On 9/27/23 13:36, Brotman, Alex wrote:
I've attached a draft that uses attributes of a passing DKIM signature to create a DNS label that can be used to discover an FBL address. This feedback address can be used by message receivers to provide a copy of FN (and potentially FP) (Spam/Not-Spam) reports to the DKIM signers. This allows for entities to perhaps sign with more than one signature, and provide feedback to each signer if desired (or each can list multiple rcpts if desired). With traditional FBLs, the lookup is likely based off the final sender IP address, which could be the original sender, or an intermediary. This DKIM-based method could aid both MBPs and ESPs in fighting outbound abuse from their platforms. There are also methods in the document to attempt to do more to make reports smaller, aiding storage and PII concerns.

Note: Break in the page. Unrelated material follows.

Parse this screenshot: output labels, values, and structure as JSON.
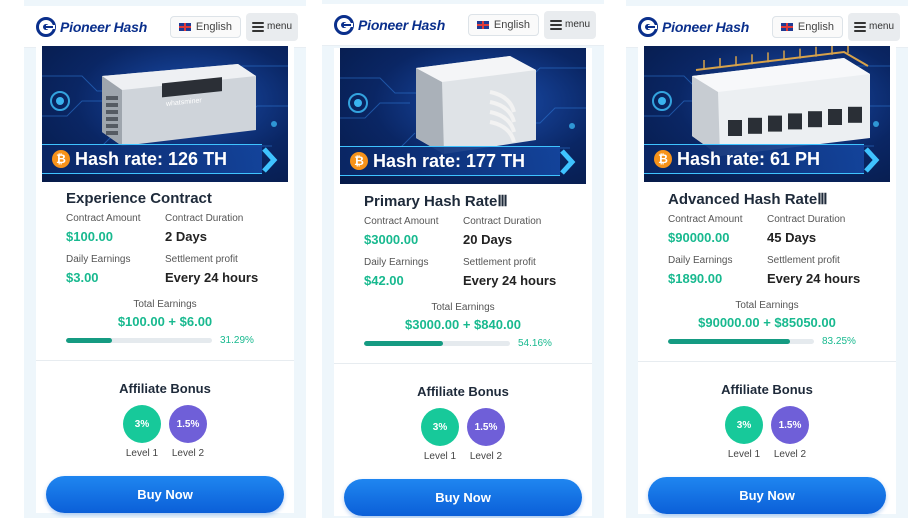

Thanks for your time and feedback.

I'm not clear why would DKIM selectors (s=) be involved in the DNS name generation. There are people who change selector for each message. In general, selectors play no role in identification and are solely used for key rotation. I guess your spec derives from seeing per-campaign selectors, but I doubt it is a common habit. I'd suggest using subdomains for such purpose.


For a nit, consider the term "reporter" in the last paragraph of the introduction:

   By allowing reporters to discover the destination on their own, this
   should make getting FBLs to the original DKIM signer(s) easier.

As you hold that FBLs are reports from users to their MBPs, which only in some situations are forwarded to the original sender, the term may sound ambiguous. I'd suggest "reporting MBPs" instead.


For discussion, it'd be interesting to analyze similarity and differences with List-Unsubscribe:, for FNs. How would a MBP decide whether to make use of one, the other, or both methods to signal its user's reaction?